Electrical Muscle Stimulation Accelerates Functional Recovery After Nerve Injury

Abstract

Electrical muscle stimulation has been demonstrated to facilitate nerve regeneration and functional recovery, but the underlying mechanism remains only partially understood. In this study, we investigated the positive effect of electrical muscle stimulation following nerve injury and its molecular mechanisms of autophagy regulation. The sciatic nerves of Sprague-Dawley rats were transected and immediately repaired. Gastrocnemius muscles were electrically stimulated using surface electrodes. Motor functional recovery was assessed by gait analysis, nerve conduction examination and histological appearance of the target muscle. Axon regeneration was investigated by morphometric analysis. Western blotting and immunofluorescence staining were used to detect the expression of molecular biological changes in distal nerve stump. Ultrastructural features of the nerve were evaluated by transmission electron microscope. We found that axon regeneration and motor functional recovery were improved by electrical muscle stimulation. The number of autophagosomes and the expression of autophagy marker LC3-Ⅱ in distal nerve stump were increased while the level of autophagy substrate protein P62 was decreased following electrical muscle stimulation.
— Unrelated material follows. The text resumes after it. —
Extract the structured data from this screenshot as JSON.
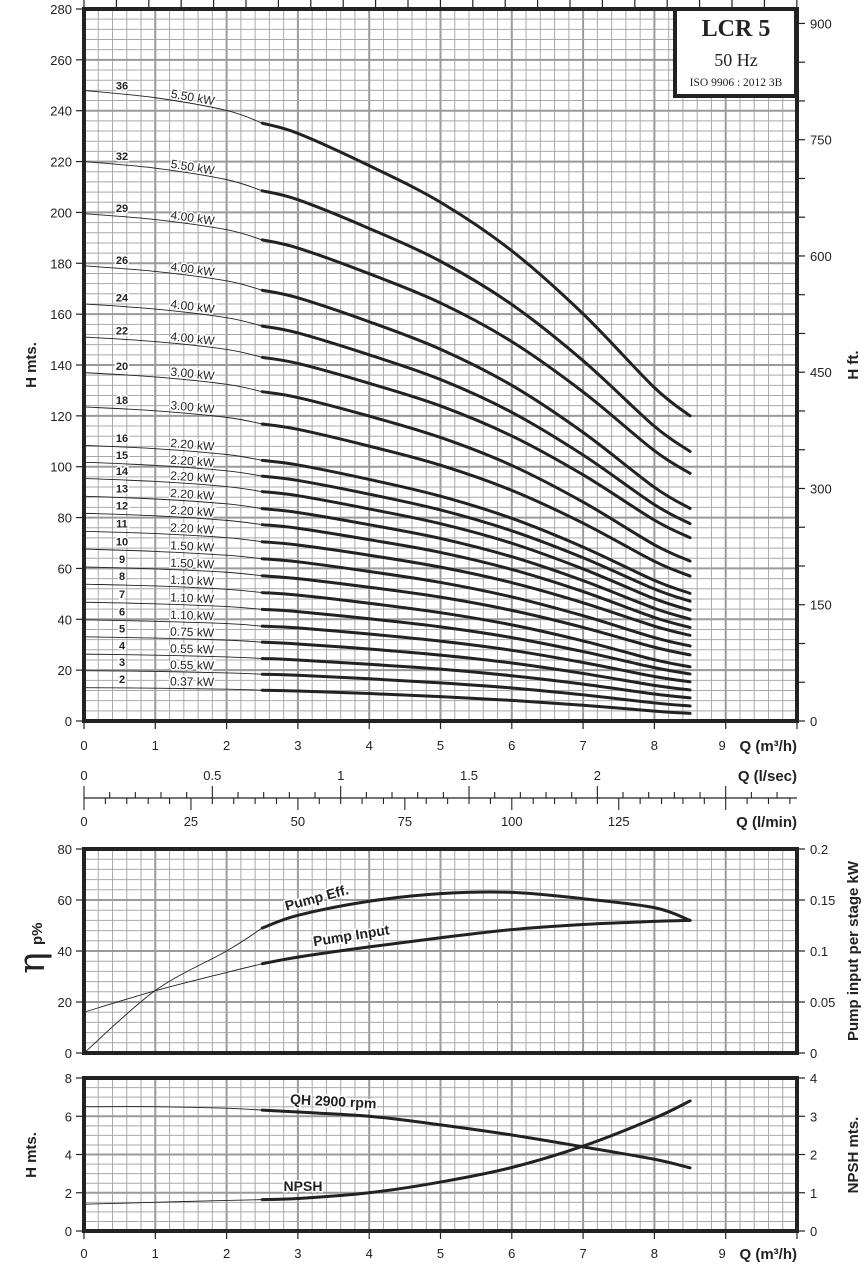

Blockage of the autophagy flux by chloroquine (CQ) diminished the positive effect of electrical muscle stimulation on nerve injury. These results illustrated that electrical muscle stimulation accelerates axon regeneration and functional recovery through promoting autophagy flux in distal nerve segments following nerve injury and immediate repair (IR) by a so far unknown mechanism.

Keywords: autophagy; axon regeneration; electrical stimulation; functional recovery; nerve regeneration; peripheral nerve injuries.